17.1% of the population was under the age of 18, 5.7% from 18 to 24, 18.6% from 25 to 44, 27.1% from 45 to 64, and 31.4% who were 65 years of age or older. The median age was 54.5 years. For every 100 females, there were 102.9 males. For every 100 females ages 18 and older, there were 100.0 males.

The 2016–2020 5-year American Community Survey estimates show that the median household income was $26,136 (with a margin of error of +/- $6,142) and the median family income was $28,125 (+/- $9,364). Males had a median income of $13,750 (+/- $10,339) versus $26,875 (+/- $12,644) for females The median income for those above 16 years old was $17,188 (+/- $13,710). Approximately, 11.8% of families and 25.8% of the population were below the poverty line, including 69.2% of those under the age of 18 and 17.9% of those ages 65 or over.

===2010 census===
As of the census of 2010, there were 174 people, 93 households, and 50 families living in the city. The population density was 209.6 PD/sqmi. There were 144 housing units at an average density of 173.5 /sqmi. The racial makeup of the city was 98.3% White, 0.6% Native American, and 1.1% from two or more races. Hispanic or Latino of any race were 1.7% of the population.

There were 93 households, of which 18.3% had children under the age of 18 living with them, 38.7% were married couples living together, 10.8% had a female householder with no husband present, 4.3% had a male householder with no wife present, and 46.2% were non-families. 44.1% of all households were made up of individuals, and 30.1% had someone living alone who was 65 years of age or older. The average household size was 1.87 and the average family size was 2.52.

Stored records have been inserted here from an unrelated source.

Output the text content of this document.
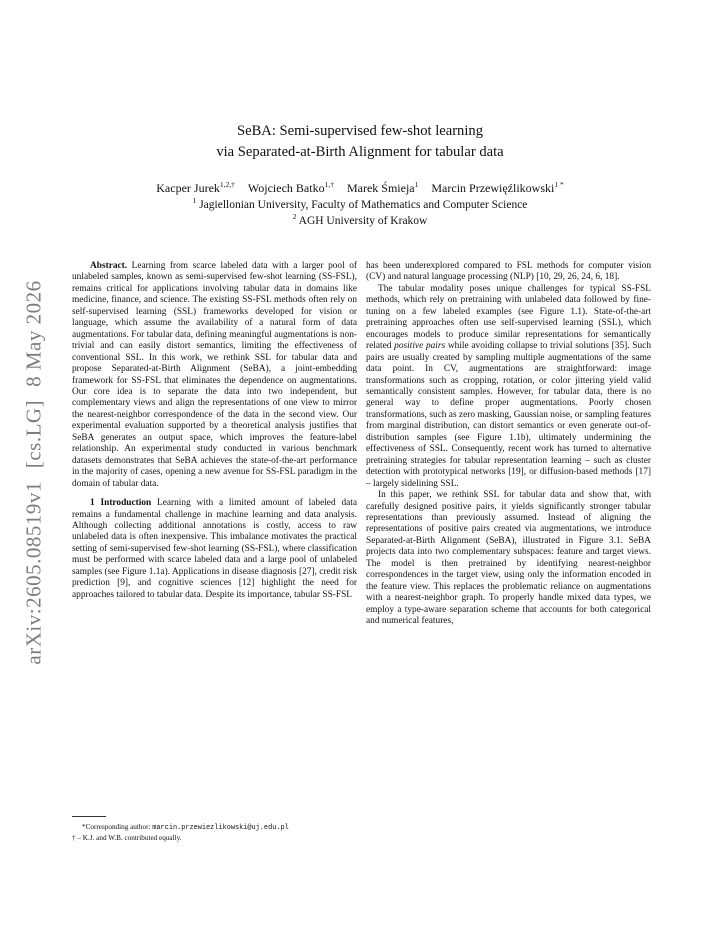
arXiv:2605.08519v1[cs.LG]8 May 2026
SeBA: Semi-supervised few-shot learning
via Separated-at-Birth Alignment for tabular data
Kacper Jurek$^{1,2,\dagger}$ Wojciech Batko$^{1,\dagger}$ Marek Śmieja$^1$ Marcin Przewięźlikowski$^{1 *}$
$^1$ Jagiellonian University, Faculty of Mathematics and Computer Science
$^2$ AGH University of Krakow

Abstract. Learning from scarce labeled data with a larger pool of unlabeled samples, known as semi-supervised few-shot learning (SS-FSL), remains critical for applications involving tabular data in domains like medicine, finance, and science. The existing SS-FSL methods often rely on self-supervised learning (SSL) frameworks developed for vision or language, which assume the availability of a natural form of data augmentations. For tabular data, defining meaningful augmentations is non-trivial and can easily distort semantics, limiting the effectiveness of conventional SSL. In this work, we rethink SSL for tabular data and propose Separated-at-Birth Alignment (SeBA), a joint-embedding framework for SS-FSL that eliminates the dependence on augmentations. Our core idea is to separate the data into two independent, but complementary views and align the representations of one view to mirror the nearest-neighbor correspondence of the data in the second view. Our experimental evaluation supported by a theoretical analysis justifies that SeBA generates an output space, which improves the feature-label relationship. An experimental study conducted in various benchmark datasets demonstrates that SeBA achieves the state-of-the-art performance in the majority of cases, opening a new avenue for SS-FSL paradigm in the domain of tabular data.

1 Introduction Learning with a limited amount of labeled data remains a fundamental challenge in machine learning and data analysis. Although collecting additional annotations is costly, access to raw unlabeled data is often inexpensive. This imbalance motivates the practical setting of semi-supervised few-shot learning (SS-FSL), where classification must be performed with scarce labeled data and a large pool of unlabeled samples (see Figure 1.1a). Applications in disease diagnosis [27], credit risk prediction [9], and cognitive sciences [12] highlight the need for approaches tailored to tabular data. Despite its importance, tabular SS-FSL

has been underexplored compared to FSL methods for computer vision (CV) and natural language processing (NLP) [10, 29, 26, 24, 6, 18].

The tabular modality poses unique challenges for typical SS-FSL methods, which rely on pretraining with unlabeled data followed by fine-tuning on a few labeled examples (see Figure 1.1). State-of-the-art pretraining approaches often use self-supervised learning (SSL), which encourages models to produce similar representations for semantically related positive pairs while avoiding collapse to trivial solutions [35]. Such pairs are usually created by sampling multiple augmentations of the same data point. In CV, augmentations are straightforward: image transformations such as cropping, rotation, or color jittering yield valid semantically consistent samples. However, for tabular data, there is no general way to define proper augmentations. Poorly chosen transformations, such as zero masking, Gaussian noise, or sampling features from marginal distribution, can distort semantics or even generate out-of-distribution samples (see Figure 1.1b), ultimately undermining the effectiveness of SSL. Consequently, recent work has turned to alternative pretraining strategies for tabular representation learning – such as cluster detection with prototypical networks [19], or diffusion-based methods [17] – largely sidelining SSL.

In this paper, we rethink SSL for tabular data and show that, with carefully designed positive pairs, it yields significantly stronger tabular representations than previously assumed. Instead of aligning the representations of positive pairs created via augmentations, we introduce Separated-at-Birth Alignment (SeBA), illustrated in Figure 3.1. SeBA projects data into two complementary subspaces: feature and target views. The model is then pretrained by identifying nearest-neighbor correspondences in the target view, using only the information encoded in the feature view. This replaces the problematic reliance on augmentations with a nearest-neighbor graph. To properly handle mixed data types, we employ a type-aware separation scheme that accounts for both categorical and numerical features,

*Corresponding author: marcin.przewiezlikowski@uj.edu.pl

† – K.J. and W.B. contributed equally.
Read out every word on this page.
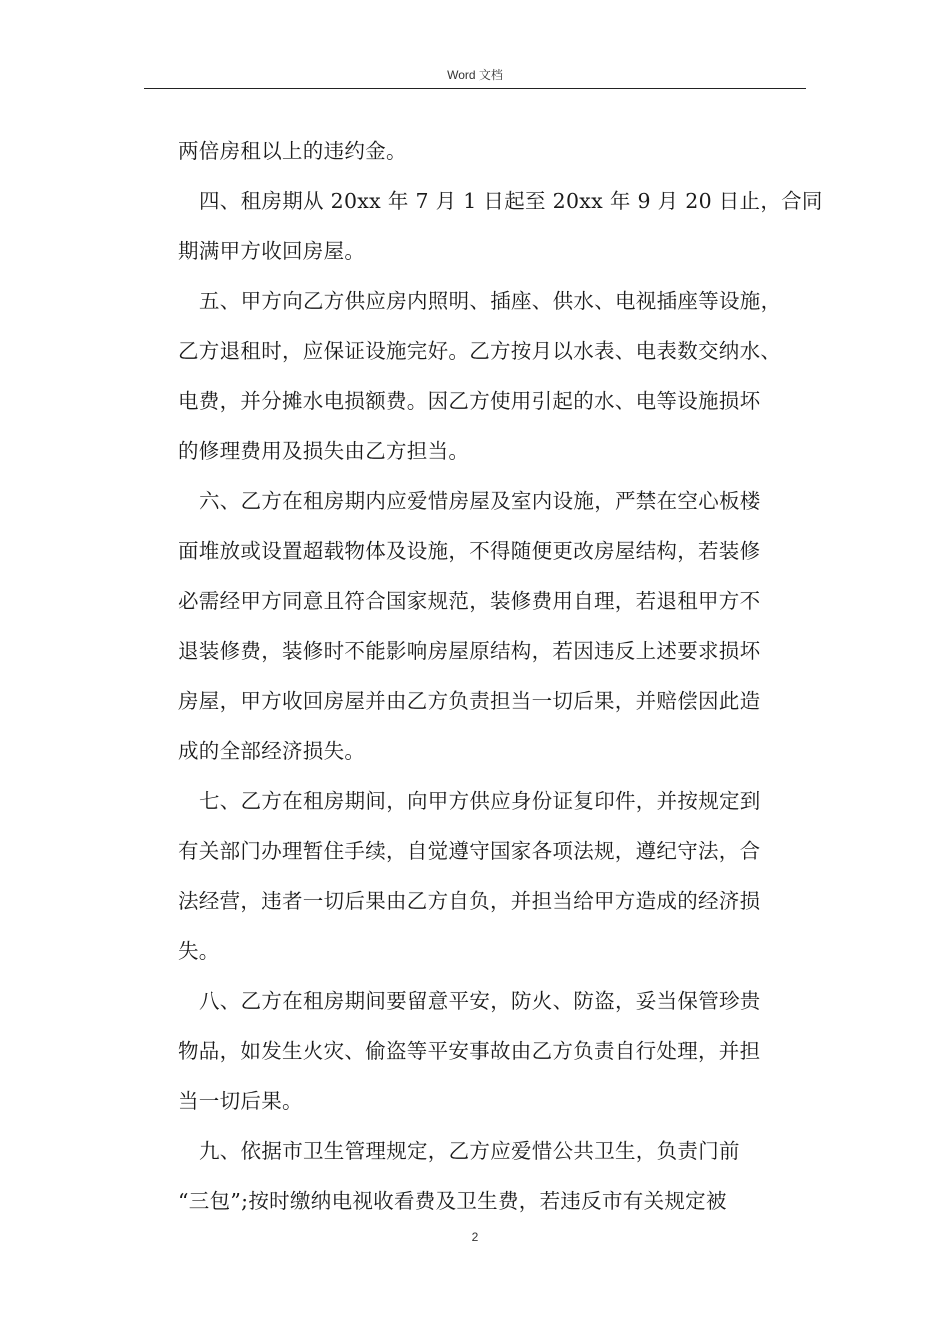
Word 文档
两倍房租以上的违约金。
四、租房期从 20xx 年 7 月 1 日起至 20xx 年 9 月 20 日止，合同
期满甲方收回房屋。
五、甲方向乙方供应房内照明、插座、供水、电视插座等设施，
乙方退租时，应保证设施完好。乙方按月以水表、电表数交纳水、
电费，并分摊水电损额费。因乙方使用引起的水、电等设施损坏
的修理费用及损失由乙方担当。
六、乙方在租房期内应爱惜房屋及室内设施，严禁在空心板楼
面堆放或设置超载物体及设施，不得随便更改房屋结构，若装修
必需经甲方同意且符合国家规范，装修费用自理，若退租甲方不
退装修费，装修时不能影响房屋原结构，若因违反上述要求损坏
房屋，甲方收回房屋并由乙方负责担当一切后果，并赔偿因此造
成的全部经济损失。
七、乙方在租房期间，向甲方供应身份证复印件，并按规定到
有关部门办理暂住手续，自觉遵守国家各项法规，遵纪守法，合
法经营，违者一切后果由乙方自负，并担当给甲方造成的经济损
失。
八、乙方在租房期间要留意平安，防火、防盗，妥当保管珍贵
物品，如发生火灾、偷盗等平安事故由乙方负责自行处理，并担
当一切后果。
九、依据市卫生管理规定，乙方应爱惜公共卫生，负责门前
“三包”;按时缴纳电视收看费及卫生费，若违反市有关规定被
2
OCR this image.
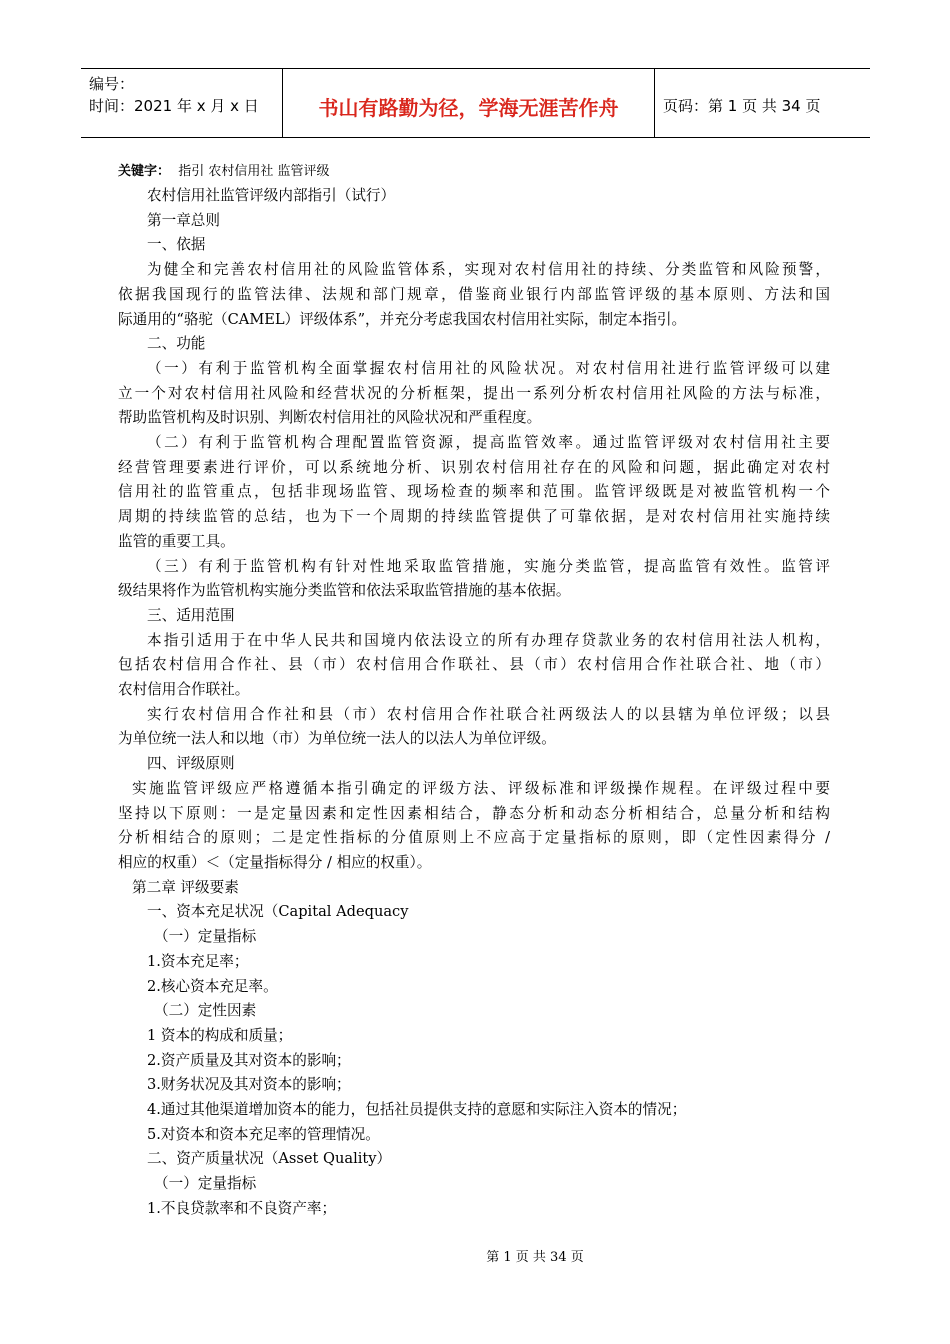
编号：
时间：2021 年 x 月 x 日	书山有路勤为径，学海无涯苦作舟	页码：第 1 页 共 34 页

关键字： 指引 农村信用社 监管评级

农村信用社监管评级内部指引（试行）

第一章总则

一、依据

为健全和完善农村信用社的风险监管体系，实现对农村信用社的持续、分类监管和风险预警，

依据我国现行的监管法律、法规和部门规章，借鉴商业银行内部监管评级的基本原则、方法和国

际通用的“骆驼（CAMEL）评级体系”，并充分考虑我国农村信用社实际，制定本指引。

二、功能

（一）有利于监管机构全面掌握农村信用社的风险状况。对农村信用社进行监管评级可以建

立一个对农村信用社风险和经营状况的分析框架，提出一系列分析农村信用社风险的方法与标准，

帮助监管机构及时识别、判断农村信用社的风险状况和严重程度。

（二）有利于监管机构合理配置监管资源，提高监管效率。通过监管评级对农村信用社主要

经营管理要素进行评价，可以系统地分析、识别农村信用社存在的风险和问题，据此确定对农村

信用社的监管重点，包括非现场监管、现场检查的频率和范围。监管评级既是对被监管机构一个

周期的持续监管的总结，也为下一个周期的持续监管提供了可靠依据，是对农村信用社实施持续

监管的重要工具。

（三）有利于监管机构有针对性地采取监管措施，实施分类监管，提高监管有效性。监管评

级结果将作为监管机构实施分类监管和依法采取监管措施的基本依据。

三、适用范围

本指引适用于在中华人民共和国境内依法设立的所有办理存贷款业务的农村信用社法人机构，

包括农村信用合作社、县（市）农村信用合作联社、县（市）农村信用合作社联合社、地（市）

农村信用合作联社。

实行农村信用合作社和县（市）农村信用合作社联合社两级法人的以县辖为单位评级；以县

为单位统一法人和以地（市）为单位统一法人的以法人为单位评级。

四、评级原则

实施监管评级应严格遵循本指引确定的评级方法、评级标准和评级操作规程。在评级过程中要

坚持以下原则：一是定量因素和定性因素相结合，静态分析和动态分析相结合，总量分析和结构

分析相结合的原则；二是定性指标的分值原则上不应高于定量指标的原则，即（定性因素得分 /

相应的权重）＜（定量指标得分 / 相应的权重）。

第二章 评级要素

一、资本充足状况（Capital Adequacy

（一）定量指标

1.资本充足率；

2.核心资本充足率。

（二）定性因素

1 资本的构成和质量；

2.资产质量及其对资本的影响；

3.财务状况及其对资本的影响；

4.通过其他渠道增加资本的能力，包括社员提供支持的意愿和实际注入资本的情况；

5.对资本和资本充足率的管理情况。

二、资产质量状况（Asset Quality）

（一）定量指标

1.不良贷款率和不良资产率；

第 1 页 共 34 页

The median age in the city was 55 years. 13.8% of residents were under the age of 18; 4.5% were between the ages of 18 and 24; 14.3% were from 25 to 44; 39.7% were from 45 to 64; and 27.6% were 65 years of age or older. The gender makeup of the city was 47.7% male and 52.3% female.

==Education==
The community is served by Rock Hills USD 107 public school district. Burr Oak became a part of Rock Hills USD 107 located in Mankato in 2006. The Rock Hills High School mascot is Grizzlies.

School unification consolidated Burr Oak and Esbon schools forming White Rock schools in 1983. The White Rock elementary school and high school were located in Burr Oak. White Rock High School's mascot was Eagles. The Jewell-White Rock team was the Predators.

The Burr Oak High School mascot was Braves.